NEW YORK (TheStreet) -- Amazon (AMZN) unveiled the Fire phone in Seattle, as the company continues to push its hardware on new and existing customers, as it looks to sell additional content and media to boost sales, aided in part by a new feature, known as Firefly.
The new phone, announced at Fremont Studios in Seattle, is a 4.7-inch phone that runs on a quad-core 2.2 GHz process, has 2 GB of RAM, and has a Corning (GLW) Gorilla Glass screen, along with a Andreno 330 Graphics Processor. The phone also comes with Dolby virtual surround, and has Dual stereo speakers, a 13 MP rear-facing camera, along with a f/2.0 five element lens. Bezos remarked that the Fire phone has an exceptionally strong camera, and with the use of Amazon Cloud Drive, users will have unlimited storage of their photos for free.
The phone will sell for $199 for the 32 gigabyte version and $299 for 64 gig including a contract with AT&T (T).

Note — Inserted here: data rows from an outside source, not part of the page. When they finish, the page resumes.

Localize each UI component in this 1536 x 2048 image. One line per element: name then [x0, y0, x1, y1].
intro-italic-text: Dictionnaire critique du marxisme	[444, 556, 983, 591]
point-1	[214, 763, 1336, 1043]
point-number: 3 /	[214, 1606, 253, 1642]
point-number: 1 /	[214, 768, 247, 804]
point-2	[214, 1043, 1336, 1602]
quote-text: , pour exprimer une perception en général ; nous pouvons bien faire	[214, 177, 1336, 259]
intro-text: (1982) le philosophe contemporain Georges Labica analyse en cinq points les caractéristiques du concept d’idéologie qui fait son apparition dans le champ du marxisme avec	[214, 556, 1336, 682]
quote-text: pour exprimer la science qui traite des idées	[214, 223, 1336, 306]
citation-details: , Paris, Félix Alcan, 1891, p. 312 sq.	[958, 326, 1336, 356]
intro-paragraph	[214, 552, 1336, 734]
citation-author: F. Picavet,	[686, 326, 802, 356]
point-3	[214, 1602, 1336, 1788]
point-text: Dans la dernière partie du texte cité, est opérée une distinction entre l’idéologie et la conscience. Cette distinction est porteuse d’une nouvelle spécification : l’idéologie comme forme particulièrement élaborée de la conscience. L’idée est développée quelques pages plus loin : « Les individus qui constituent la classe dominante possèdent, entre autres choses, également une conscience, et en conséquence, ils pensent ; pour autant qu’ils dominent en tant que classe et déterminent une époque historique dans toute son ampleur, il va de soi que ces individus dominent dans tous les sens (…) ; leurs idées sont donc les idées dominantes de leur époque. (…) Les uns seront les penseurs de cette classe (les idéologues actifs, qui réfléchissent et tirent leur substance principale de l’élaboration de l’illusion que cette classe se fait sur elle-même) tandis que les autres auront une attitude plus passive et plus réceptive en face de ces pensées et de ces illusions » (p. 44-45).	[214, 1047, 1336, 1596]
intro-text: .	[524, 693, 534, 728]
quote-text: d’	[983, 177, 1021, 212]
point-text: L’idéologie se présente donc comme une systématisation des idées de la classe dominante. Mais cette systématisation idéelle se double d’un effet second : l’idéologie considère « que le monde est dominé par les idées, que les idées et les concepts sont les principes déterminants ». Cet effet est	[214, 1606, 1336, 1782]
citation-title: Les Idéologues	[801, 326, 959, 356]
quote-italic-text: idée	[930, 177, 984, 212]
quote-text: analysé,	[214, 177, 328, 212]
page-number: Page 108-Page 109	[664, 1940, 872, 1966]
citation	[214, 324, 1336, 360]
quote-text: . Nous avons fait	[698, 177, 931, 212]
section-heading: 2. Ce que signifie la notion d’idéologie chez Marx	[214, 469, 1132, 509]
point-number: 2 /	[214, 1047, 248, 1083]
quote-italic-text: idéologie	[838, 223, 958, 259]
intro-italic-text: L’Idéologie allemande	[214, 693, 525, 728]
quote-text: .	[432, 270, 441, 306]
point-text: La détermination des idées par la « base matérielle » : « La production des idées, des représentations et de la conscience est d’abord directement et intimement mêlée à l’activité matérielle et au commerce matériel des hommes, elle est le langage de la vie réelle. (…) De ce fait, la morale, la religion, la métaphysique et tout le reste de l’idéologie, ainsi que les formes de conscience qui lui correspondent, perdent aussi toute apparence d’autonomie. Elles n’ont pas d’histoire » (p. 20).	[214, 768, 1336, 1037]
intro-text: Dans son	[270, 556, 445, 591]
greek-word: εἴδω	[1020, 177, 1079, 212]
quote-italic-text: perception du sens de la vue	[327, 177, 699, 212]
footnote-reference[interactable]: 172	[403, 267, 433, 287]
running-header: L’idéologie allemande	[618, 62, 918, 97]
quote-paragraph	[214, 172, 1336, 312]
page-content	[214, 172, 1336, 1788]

CEO Jeff Bezos also talked about how Amazon's phone benefits from its ecosystem, noting the company has "tens of millions of Prime members," but declined to give an actual amount. Bezos said that the Amazon way of doing things has led to them building a phone on the foundations of the company's hardware expertise, its millions of customers and the Prime ecosystem. "Patience, persistence, and obsessive attention to detail," Bezos said during the presentation, noting that Amazon's mantras have allowed Amazon to be the #1 company on the American Customer Satisfaction Index, an indication that the company has earned the trust of its customers, which Bezos said is a recipe for success.
Bezos unveiled a new feature known as Firefly, which can recognize over 100 million items, such as a CD, song, book, game, food or other item. For a instance, if a user sees a CD, a song from it can be played on Amazon on another music app such as Pandora or iHeartRadio. Users can scan a book using Firefly, and then purchase it.
Though Amazon has traditionally sold its hardware, including the Kindle Fire tablets and Fire TV set-top box either at cost or at a slight loss, the phone could potentially boost Amazon's revenue, both in hardware sales, as well as additional Prime subscriptions.
SunTrust analyst Robert Peck believes that if the company sells 2.7 million phones at an assumed $400 average selling price (to the carrier, not consumer), it could be worth $1 billion in hardware sales. Assuming 70% of the sales go to new Prime customers, that could boost Prime revenue by around $200 million, plus perhaps as much as $900 million in additional content revenue.
"In total, this scenario would drive >$2b revenue lift for Amazon, or a 2% lift off of Street consensus for 2015," Peck said in a note. He rates shares a "buy" with a $425 price target.
Amazon shares were reacting strong to the news, rising nearly 2.5% to $332.90 after the announcement.